Strategy

How to get started with sizing and capacity planning, assuming you don't know the software behavior?

High Scalability

18 Dec 2013 — 3 min read

Here's a common situation and question from the mechanical-sympathy Google group by Avinash Agrawal on the black art of capacity planning:

How to get started with sizing and capacity planning, assuming we don't know the software behavior and its completely new product to deal with?

Gil Tene, Vice President of Technology and CTO & Co-Founder, wrote a very understandable and useful answer that is worth highlighting:

Start with requirements. I see way too many "capacity planning" exercises that go off spending weeks measuring some irrelevant metrics about a system (like how many widgets per hour can this thing do) without knowing what they actually need it to do.

There are two key sets of metrics to state here: the "how much" set and the "how bad" set:

In the "How Much" part, you need to establish, based on expected business needs, Numbers for things (like connections, users, streams, transactions or messages per second) that you expect to interact with at the peak time of normal operations, and the growth rate of those metrics that you need to be able keep up with. Also state expected things like data set size, data interaction rates, and data set growth rates.

For the "How Bad" part, you need to make sure your metrics include a description of what acceptable behavior is, remembering that without describing what us not acceptable, you have not described what acceptable is. Be specific. Saying "always fast" is not nearly as useful as "never slower than X", and saying "mostly" (or "on the average") is usually a way to avoid facing (or even considering) potential consequences of non typical behavior, the best approach here is to think of how often it is ok to have certain levels of bad things happen. (Don't get too greedy and ask for "perfect" here, or you'll get a big bill at the end.) So consider things like how often is it ok for the system to be out of commission for longer than X (for multiple values of X like a year, a week, a day, an hour, a minute, etc.). Also consider how often it is ok for the system react in longer than T (for multiple values of T, like an hour, a minus, a second, 50msec, etc.). Both of these are usually best stated as levels at percentiles, with availability being stated at percentiles of time, and responsiveness stared at percentiles of actual interactions. Don't forget to state the worst acceptable case for each.

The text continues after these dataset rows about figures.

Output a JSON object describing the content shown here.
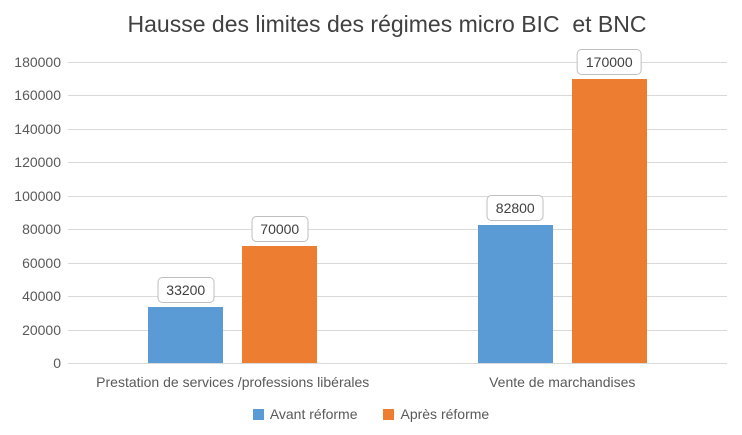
{
  "chart_data": {
    "type": "bar",
    "title": "Hausse des limites des régimes micro BIC  et BNC",
    "categories": [
      "Prestation de services /professions libérales",
      "Vente de marchandises"
    ],
    "series": [
      {
        "name": "Avant réforme",
        "color": "#5B9BD5",
        "values": [
          33200,
          82800
        ]
      },
      {
        "name": "Après réforme",
        "color": "#ED7D31",
        "values": [
          70000,
          170000
        ]
      }
    ],
    "data_labels": [
      [
        "33200",
        "82800"
      ],
      [
        "70000",
        "170000"
      ]
    ],
    "y_ticks": [
      "0",
      "20000",
      "40000",
      "60000",
      "80000",
      "100000",
      "120000",
      "140000",
      "160000",
      "180000"
    ],
    "ylim": [
      0,
      180000
    ],
    "xlabel": "",
    "ylabel": "",
    "grid": true,
    "legend_position": "bottom",
    "colors": {
      "background": "#FFFFFF",
      "gridline": "#D9D9D9",
      "axis_text": "#595959",
      "title_text": "#404040",
      "data_label_border": "#BFBFBF"
    }
  }
}
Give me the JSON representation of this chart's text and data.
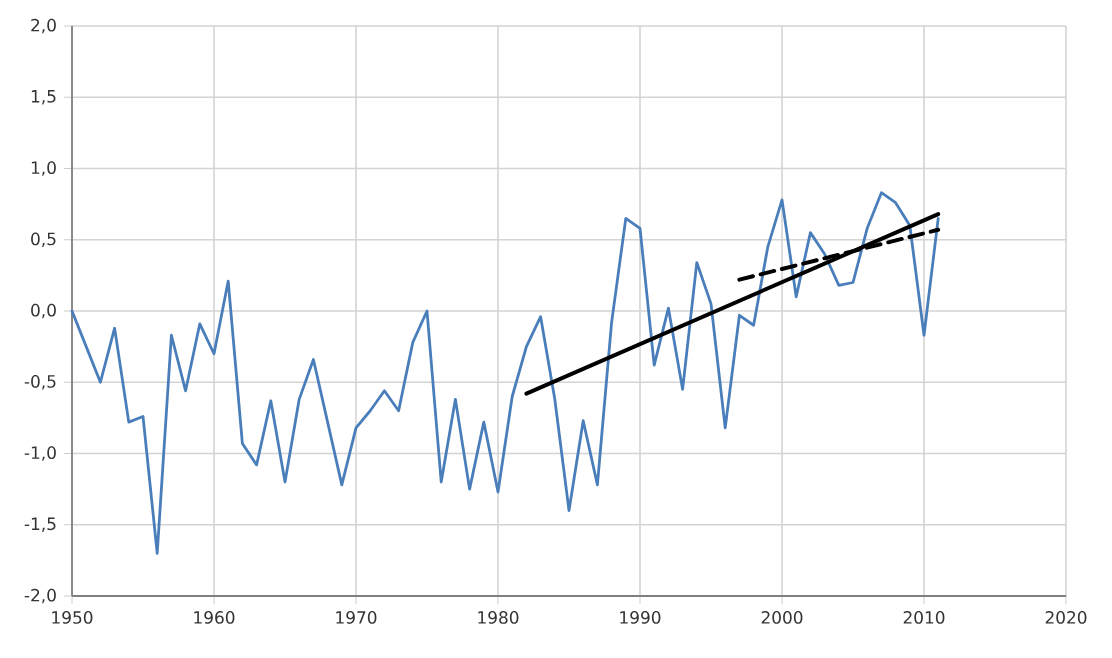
{
  "chart_data": {
    "type": "line",
    "grid": true,
    "x": [
      1950,
      1951,
      1952,
      1953,
      1954,
      1955,
      1956,
      1957,
      1958,
      1959,
      1960,
      1961,
      1962,
      1963,
      1964,
      1965,
      1966,
      1967,
      1968,
      1969,
      1970,
      1971,
      1972,
      1973,
      1974,
      1975,
      1976,
      1977,
      1978,
      1979,
      1980,
      1981,
      1982,
      1983,
      1984,
      1985,
      1986,
      1987,
      1988,
      1989,
      1990,
      1991,
      1992,
      1993,
      1994,
      1995,
      1996,
      1997,
      1998,
      1999,
      2000,
      2001,
      2002,
      2003,
      2004,
      2005,
      2006,
      2007,
      2008,
      2009,
      2010,
      2011
    ],
    "series": [
      {
        "color": "#4a7ebb",
        "line_style": "solid",
        "values": [
          0.0,
          -0.25,
          -0.5,
          -0.12,
          -0.78,
          -0.74,
          -1.7,
          -0.17,
          -0.56,
          -0.09,
          -0.3,
          0.21,
          -0.93,
          -1.08,
          -0.63,
          -1.2,
          -0.62,
          -0.34,
          -0.78,
          -1.22,
          -0.82,
          -0.7,
          -0.56,
          -0.7,
          -0.22,
          0.0,
          -1.2,
          -0.62,
          -1.25,
          -0.78,
          -1.27,
          -0.6,
          -0.25,
          -0.04,
          -0.62,
          -1.4,
          -0.77,
          -1.22,
          -0.08,
          0.65,
          0.58,
          -0.38,
          0.02,
          -0.55,
          0.34,
          0.05,
          -0.82,
          -0.03,
          -0.1,
          0.45,
          0.78,
          0.1,
          0.55,
          0.4,
          0.18,
          0.2,
          0.58,
          0.83,
          0.76,
          0.6,
          -0.17,
          0.65
        ]
      },
      {
        "color": "#000000",
        "line_style": "solid",
        "x": [
          1982,
          2011
        ],
        "values": [
          -0.58,
          0.68
        ]
      },
      {
        "color": "#000000",
        "line_style": "dashed",
        "x": [
          1997,
          2011
        ],
        "values": [
          0.22,
          0.57
        ]
      }
    ],
    "xlim": [
      1950,
      2020
    ],
    "ylim": [
      -2.0,
      2.0
    ],
    "xticks": [
      1950,
      1960,
      1970,
      1980,
      1990,
      2000,
      2010,
      2020
    ],
    "yticks": [
      {
        "value": -2.0,
        "label": "-2,0"
      },
      {
        "value": -1.5,
        "label": "-1,5"
      },
      {
        "value": -1.0,
        "label": "-1,0"
      },
      {
        "value": -0.5,
        "label": "-0,5"
      },
      {
        "value": 0.0,
        "label": "0,0"
      },
      {
        "value": 0.5,
        "label": "0,5"
      },
      {
        "value": 1.0,
        "label": "1,0"
      },
      {
        "value": 1.5,
        "label": "1,5"
      },
      {
        "value": 2.0,
        "label": "2,0"
      }
    ]
  }
}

Once you have a feel for business-driven requirements stated with "how much" and "how bad" metrics, design a set of experiments to test "how much" (measured in whatever capacity metrics your requirements use) the system can handle without EVER showing even the slightest hint of failing your "how bad" availability and responsiveness requirements. This will invariably include repeated testing under a wide range of "how much" levels to see how far things go before they start to fail.

Then run your experiments...

The rest, like padding for business requirements underestimating reality, and for being optimistically wrong in various ways in measurement, is a relatively easy exercise of arm wrestling between waiting to sleep well at night and wanting to have more beans left to count.

An important note: Before you run the actual experiments and start considering your results, validate that the experimental setup can actually measure what you want. The best way to do that is by artificially introducing certain conditions and verifying that the setup correctly reports on what you know to have actually happened. My favorite tools for this step are the physical pulling out network cables, power cords, and using ^Z (or equivalent signals). You may find yourself spending a good amount of time calibrating the experimental setup so that you can actually trust the results, but that us time well spent, as wasting your time (and risking your business) by analyzing and relying on badly measured data is a very expensive proposition.